The very nature of DRM runs contrary to the freedoms that all book readers know and love. The freedom to read a book anywhere, the freedom to read a book without special requirements or equipment, the freedom to loan a book to a friend, or borrow a book from a friend or library. By inserting a layer of DRM between readers and books the experience of reading is fundamentally transformed in all of the wrong ways. Not only that, DRM protected books lose all of their essential viral qualities. Unrestricted books sell themselves — DRM protected books never get the chance to.

Given the potential for disaster, it’s only appropriate that the O’Reilly TOC conference devoted a full session to Digital Rights Management. The session was was quite illuminating, if for no other reason because the conference organizers were unable to find a major trade publisher willing to speak to the advantages of using DRM....

What we were left with was a level-headed presentation by a couple of publishers who are actually using DRM-free content as a way to expand their businesses and serve their customers.

Ale de Vries of ScienceDirect spoke about his company’s service which gives subscribers unlimited access to over 2,000 peer-reviewed scientific journals in an unrestricted PDF format....

Michael Jensen of National Academies Press (NAP), a publisher of academic books and reports, described how his company has increased sales by making the full content of all of its books available for free online....

Jensen explained:

“Visibility is the killer. The worst thing for a publisher is to have your material be invisible. We’re dealing with a culture of abundance where there’s so much more material out there than anyone can ever find. It’s our job as a publisher to get our words and content into the minds of as many people as possible. The best strategy for that is to make it as open as we can afford to make it open.”

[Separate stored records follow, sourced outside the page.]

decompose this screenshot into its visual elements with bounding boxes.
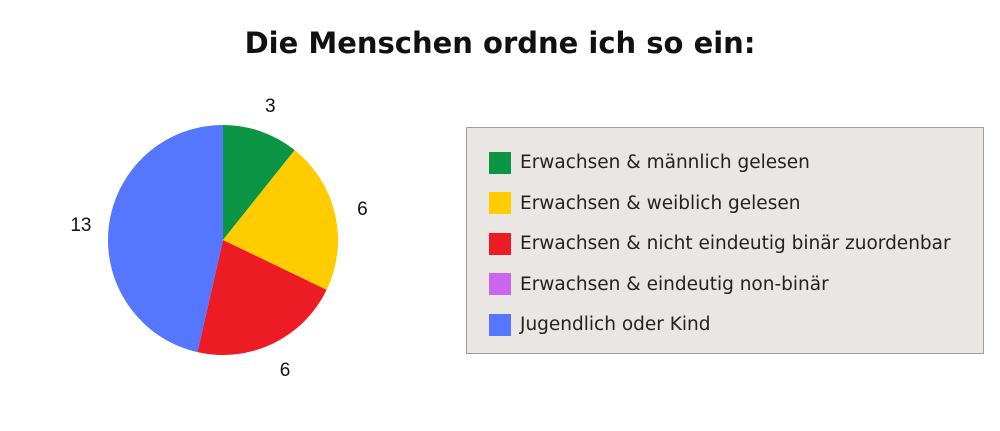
legend-label: Erwachsen & männlich gelesen	[520, 152, 810, 173]
pie-slice-adult-male	[223, 125, 295, 240]
legend-swatch	[489, 232, 511, 255]
legend: Erwachsen & männlich gelesen Erwachsen &…	[466, 127, 984, 354]
data-label-adult-male: 3	[265, 96, 276, 117]
legend-swatch	[489, 273, 511, 295]
data-label-youth-or-child: 13	[70, 215, 91, 236]
legend-item-adult-male: Erwachsen & männlich gelesen	[489, 149, 983, 176]
legend-label: Erwachsen & nicht eindeutig binär zuorde…	[520, 233, 951, 254]
pie-data-labels: 3 6 6 13	[70, 96, 367, 381]
legend-item-adult-not-binary-assignable: Erwachsen & nicht eindeutig binär zuorde…	[489, 230, 983, 257]
pie-slice-youth-or-child	[108, 125, 223, 353]
legend-swatch	[489, 151, 511, 174]
legend-swatch	[489, 313, 511, 336]
chart-title: Die Menschen ordne ich so ein:	[244, 26, 756, 60]
legend-label: Erwachsen & eindeutig non-binär	[520, 273, 829, 295]
legend-item-adult-non-binary: Erwachsen & eindeutig non-binär	[489, 271, 983, 298]
legend-item-youth-or-child: Jugendlich oder Kind	[489, 311, 983, 338]
legend-label: Erwachsen & weiblich gelesen	[520, 192, 801, 214]
legend-item-adult-female: Erwachsen & weiblich gelesen	[489, 190, 983, 217]
pie-slice-adult-female	[223, 150, 338, 290]
pie-slices	[108, 125, 338, 355]
data-label-adult-female: 6	[357, 199, 368, 220]
data-label-adult-not-binary-assignable: 6	[280, 360, 291, 381]
legend-label: Jugendlich oder Kind	[520, 314, 711, 335]
legend-swatch	[489, 192, 511, 214]
pie-slice-adult-not-binary-assignable	[197, 240, 327, 355]
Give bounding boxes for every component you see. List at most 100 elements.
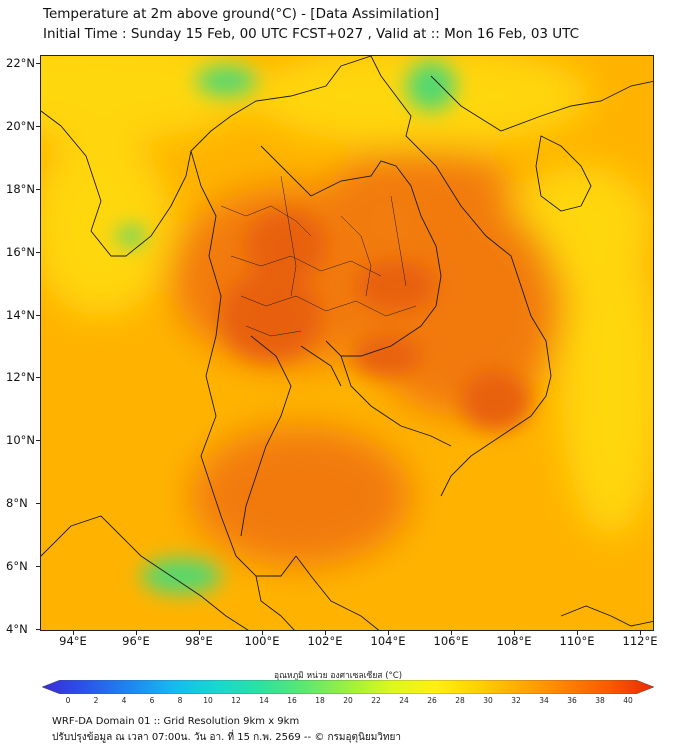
border-vietnam xyxy=(370,56,552,497)
lat-tick xyxy=(36,503,40,505)
lon-tick xyxy=(325,631,326,635)
lon-tick xyxy=(640,631,641,635)
lon-tick xyxy=(199,631,200,635)
border-cambodia-south xyxy=(340,355,452,447)
footer-resolution: WRF-DA Domain 01 :: Grid Resolution 9km … xyxy=(52,716,300,727)
lon-label: 94°E xyxy=(59,634,87,648)
colorbar-tick-label: 6 xyxy=(149,696,155,705)
cool-zone-3 xyxy=(117,226,145,246)
lon-tick xyxy=(577,631,578,635)
lat-label: 16°N xyxy=(6,244,35,259)
border-peninsula-west xyxy=(255,575,295,630)
province-line xyxy=(390,195,407,287)
colorbar-tick-label: 28 xyxy=(455,696,465,705)
temperature-field xyxy=(41,56,653,630)
colorbar-title: อุณหภูมิ หน่วย องศาเซลเซียส (°C) xyxy=(273,671,403,681)
lon-label: 112°E xyxy=(622,634,658,648)
lat-label: 10°N xyxy=(6,433,35,448)
lat-tick xyxy=(36,377,40,379)
province-line xyxy=(240,295,417,317)
hot-zone-central xyxy=(221,271,321,361)
lat-label: 4°N xyxy=(6,622,28,636)
map-subtitle: Initial Time : Sunday 15 Feb, 00 UTC FCS… xyxy=(43,26,580,42)
lon-tick xyxy=(451,631,452,635)
lon-label: 106°E xyxy=(433,634,469,648)
lon-label: 96°E xyxy=(122,634,150,648)
lon-label: 100°E xyxy=(244,634,280,648)
province-line xyxy=(340,215,372,297)
province-borders xyxy=(220,175,417,337)
lat-tick xyxy=(36,188,40,190)
mild-zone-myanmar xyxy=(41,136,171,316)
province-line xyxy=(230,255,382,277)
lat-label: 8°N xyxy=(6,496,28,511)
lon-label: 104°E xyxy=(370,634,406,648)
lat-tick xyxy=(36,125,40,127)
lat-tick xyxy=(36,440,40,442)
coast-gulf-north xyxy=(300,345,342,387)
mild-zone-east xyxy=(561,236,653,536)
lat-tick xyxy=(36,251,40,253)
province-line xyxy=(280,175,297,297)
lon-tick xyxy=(514,631,515,635)
colorbar-tick-label: 12 xyxy=(231,696,241,705)
lat-tick xyxy=(36,629,40,630)
colorbar-tick-label: 22 xyxy=(371,696,381,705)
lon-tick xyxy=(262,631,263,635)
colorbar-tick-label: 32 xyxy=(511,696,521,705)
lat-label: 12°N xyxy=(6,370,35,385)
colorbar-tick-label: 16 xyxy=(287,696,297,705)
lon-label: 98°E xyxy=(185,634,213,648)
hot-zone-isan xyxy=(356,261,436,311)
colorbar-tick-label: 18 xyxy=(315,696,325,705)
hot-zone-cambodia xyxy=(351,336,421,376)
colorbar-tick-label: 36 xyxy=(567,696,577,705)
border-myanmar-thailand xyxy=(190,150,297,577)
lat-label: 22°N xyxy=(6,56,35,70)
lon-tick xyxy=(388,631,389,635)
province-line xyxy=(220,205,312,237)
lat-tick xyxy=(36,566,40,568)
border-myanmar-china xyxy=(41,56,372,257)
lon-label: 102°E xyxy=(307,634,343,648)
border-peninsula-east xyxy=(295,555,380,630)
cool-zone-1 xyxy=(196,66,256,96)
colorbar-tick-label: 8 xyxy=(177,696,183,705)
coast-borneo xyxy=(560,605,653,627)
lon-label: 110°E xyxy=(559,634,595,648)
colorbar-tick-label: 34 xyxy=(539,696,549,705)
colorbar-tick-label: 24 xyxy=(399,696,409,705)
map-title: Temperature at 2m above ground(°C) - [Da… xyxy=(43,6,440,22)
colorbar-tick-label: 26 xyxy=(427,696,437,705)
colorbar-tick-label: 40 xyxy=(623,696,633,705)
coast-hainan xyxy=(535,135,592,212)
colorbar-tick-label: 14 xyxy=(259,696,269,705)
province-line xyxy=(245,325,302,337)
lat-label: 20°N xyxy=(6,118,35,133)
lat-label: 14°N xyxy=(6,307,35,322)
coast-china xyxy=(430,75,653,132)
footer-update: ปรับปรุงข้อมูล ณ เวลา 07:00น. วัน อา. ที… xyxy=(52,732,401,743)
colorbar-tick-label: 4 xyxy=(121,696,127,705)
coast-gulf-west xyxy=(240,335,292,537)
cool-zone-2 xyxy=(406,61,456,111)
temperature-map xyxy=(40,55,654,631)
warm-zone-peninsula xyxy=(191,426,411,566)
lon-tick xyxy=(136,631,137,635)
lon-tick xyxy=(73,631,74,635)
lat-tick xyxy=(36,63,40,64)
hot-zone-vietnam xyxy=(461,371,531,431)
country-borders xyxy=(41,56,653,630)
coast-sumatra xyxy=(41,515,249,630)
colorbar-tick-label: 38 xyxy=(595,696,605,705)
hot-zone-north xyxy=(246,211,326,281)
lat-label: 6°N xyxy=(6,559,28,574)
border-cambodia-north xyxy=(325,305,437,357)
colorbar-gradient xyxy=(41,679,655,695)
colorbar xyxy=(41,679,655,695)
colorbar-tick-label: 20 xyxy=(343,696,353,705)
cool-zone-4 xyxy=(141,558,221,594)
lat-tick xyxy=(36,314,40,316)
colorbar-tick-label: 10 xyxy=(203,696,213,705)
border-laos xyxy=(260,145,442,307)
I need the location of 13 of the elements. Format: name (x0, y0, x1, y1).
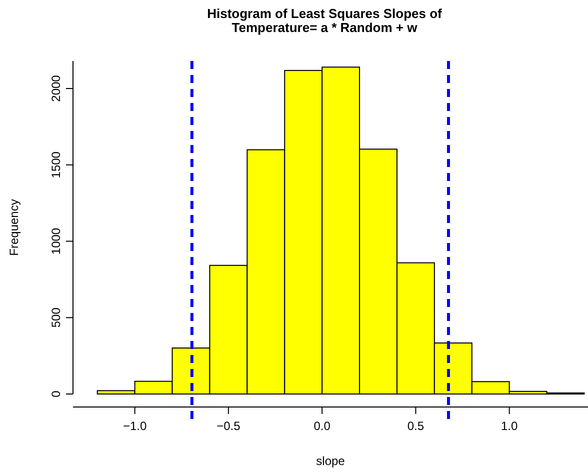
y-tick-label: 1500 (49, 151, 63, 178)
y-tick-label: 500 (49, 307, 63, 328)
chart-title: Histogram of Least Squares Slopes of Temperature= a * Random + w (207, 6, 443, 35)
x-tick-label: 1.0 (501, 419, 518, 433)
x-tick-label: 0.5 (407, 419, 424, 433)
x-tick-label: 0.0 (314, 419, 331, 433)
x-tick-label: −1.0 (122, 419, 147, 433)
y-tick-label: 2000 (49, 74, 63, 102)
x-tick-label: −0.5 (216, 419, 241, 433)
y-tick-label: 1000 (49, 228, 63, 255)
y-tick-label: 0 (49, 390, 63, 398)
y-axis-title: Frequency (7, 199, 21, 256)
x-axis-title: slope (316, 454, 346, 468)
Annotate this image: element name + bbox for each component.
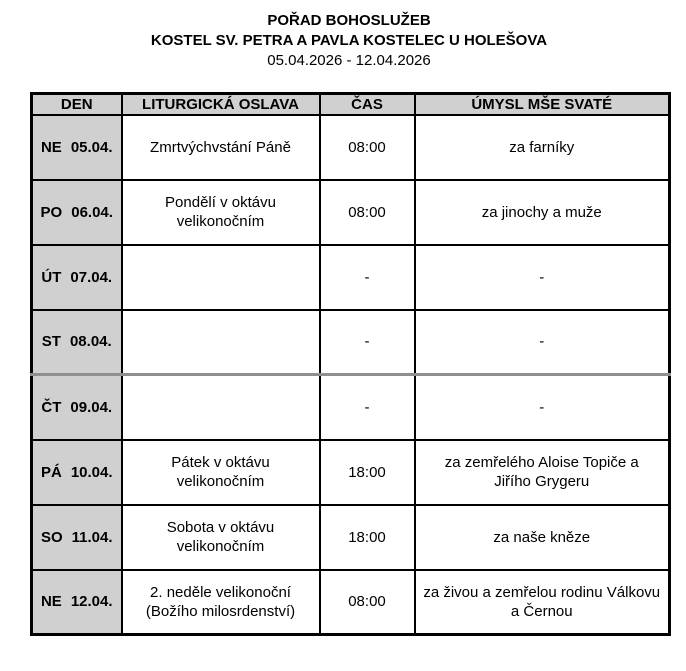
schedule-table: DEN LITURGICKÁ OSLAVA ČAS ÚMYSL MŠE SVAT… (30, 92, 671, 636)
table-row: NE 05.04. Zmrtvýchvstání Páně 08:00 za fa… (30, 113, 671, 181)
intention-cell: - (413, 243, 671, 311)
table-row: ČT 09.04. - - (30, 373, 671, 441)
celebration-cell (120, 243, 321, 311)
day-cell: NE 12.04. (30, 568, 123, 636)
day-date: 08.04. (69, 333, 112, 351)
day-abbr: PO (40, 203, 63, 221)
day-cell: PÁ 10.04. (30, 438, 123, 506)
day-abbr: ÚT (41, 268, 62, 286)
time-cell: 08:00 (318, 568, 416, 636)
time-cell: - (318, 243, 416, 311)
intention-cell: za naše kněze (413, 503, 671, 571)
day-abbr: ČT (41, 398, 62, 416)
table-row: SO 11.04. Sobota v oktávu velikonočním 18… (30, 503, 671, 571)
day-cell: ČT 09.04. (30, 373, 123, 441)
day-date: 12.04. (70, 593, 113, 611)
page-title: POŘAD BOHOSLUŽEB (267, 12, 431, 29)
day-date: 06.04. (71, 203, 113, 221)
time-cell: 08:00 (318, 178, 416, 246)
intention-cell: - (413, 308, 671, 376)
day-cell: SO 11.04. (30, 503, 123, 571)
day-date: 10.04. (70, 463, 113, 481)
table-row: PÁ 10.04. Pátek v oktávu velikonočním 18:… (30, 438, 671, 506)
celebration-cell: Sobota v oktávu velikonočním (120, 503, 321, 571)
table-row: ÚT 07.04. - - (30, 243, 671, 311)
intention-cell: za zemřelého Aloise Topiče a Jiřího Gryg… (413, 438, 671, 506)
page-subtitle: KOSTEL SV. PETRA A PAVLA KOSTELEC U HOLE… (150, 32, 548, 49)
column-header-umysl-mse-svate: ÚMYSL MŠE SVATÉ (413, 92, 671, 116)
celebration-cell (120, 308, 321, 376)
intention-cell: za farníky (413, 113, 671, 181)
day-abbr: PÁ (40, 463, 62, 481)
intention-cell: za jinochy a muže (413, 178, 671, 246)
time-cell: 08:00 (318, 113, 416, 181)
column-header-den: DEN (30, 92, 123, 116)
table-row: PO 06.04. Pondělí v oktávu velikonočním 0… (30, 178, 671, 246)
day-date: 07.04. (70, 268, 113, 286)
day-date: 05.04. (70, 138, 113, 156)
intention-cell: - (413, 373, 671, 441)
day-abbr: ST (41, 333, 61, 351)
intention-cell: za živou a zemřelou rodinu Válkovu a Čer… (413, 568, 671, 636)
day-cell: PO 06.04. (30, 178, 123, 246)
time-cell: 18:00 (318, 438, 416, 506)
table-row: NE 12.04. 2. neděle velikonoční (Božího m… (30, 568, 671, 636)
day-abbr: NE (40, 593, 62, 611)
day-date: 09.04. (70, 398, 113, 416)
column-header-liturgicka-oslava: LITURGICKÁ OSLAVA (120, 92, 321, 116)
time-cell: - (318, 373, 416, 441)
celebration-cell (120, 373, 321, 441)
celebration-cell: Pondělí v oktávu velikonočním (120, 178, 321, 246)
date-range: 05.04.2026 - 12.04.2026 (267, 52, 431, 69)
day-date: 11.04. (71, 528, 113, 546)
day-cell: ST 08.04. (30, 308, 123, 376)
document-header: POŘAD BOHOSLUŽEB KOSTEL SV. PETRA A PAVL… (30, 11, 668, 71)
day-cell: ÚT 07.04. (30, 243, 123, 311)
celebration-cell: Pátek v oktávu velikonočním (120, 438, 321, 506)
column-header-cas: ČAS (318, 92, 416, 116)
table-row: ST 08.04. - - (30, 308, 671, 376)
day-abbr: SO (40, 528, 63, 546)
day-abbr: NE (40, 138, 62, 156)
celebration-cell: Zmrtvýchvstání Páně (120, 113, 321, 181)
day-cell: NE 05.04. (30, 113, 123, 181)
celebration-cell: 2. neděle velikonoční (Božího milosrdens… (120, 568, 321, 636)
time-cell: 18:00 (318, 503, 416, 571)
header-row: DEN LITURGICKÁ OSLAVA ČAS ÚMYSL MŠE SVAT… (30, 92, 671, 116)
time-cell: - (318, 308, 416, 376)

Jensen also stressed that NAP’s decision to make its content freely available was a legitimate business decision and not a form of zealotry.

“Openness matters as a business strategy, DRM gets in the way of that, creates customer service problems, and impediments to the realities of the new gigantic audiences that we’re trying to tap.” ...

While piracy is a very real problem, the truth of the matter is that DRM creates more problems than it solves. Publishers may argue that they want the right to control who copies their books — and while that is their right, in this case having the moral high ground isn’t necessarily the best business decision.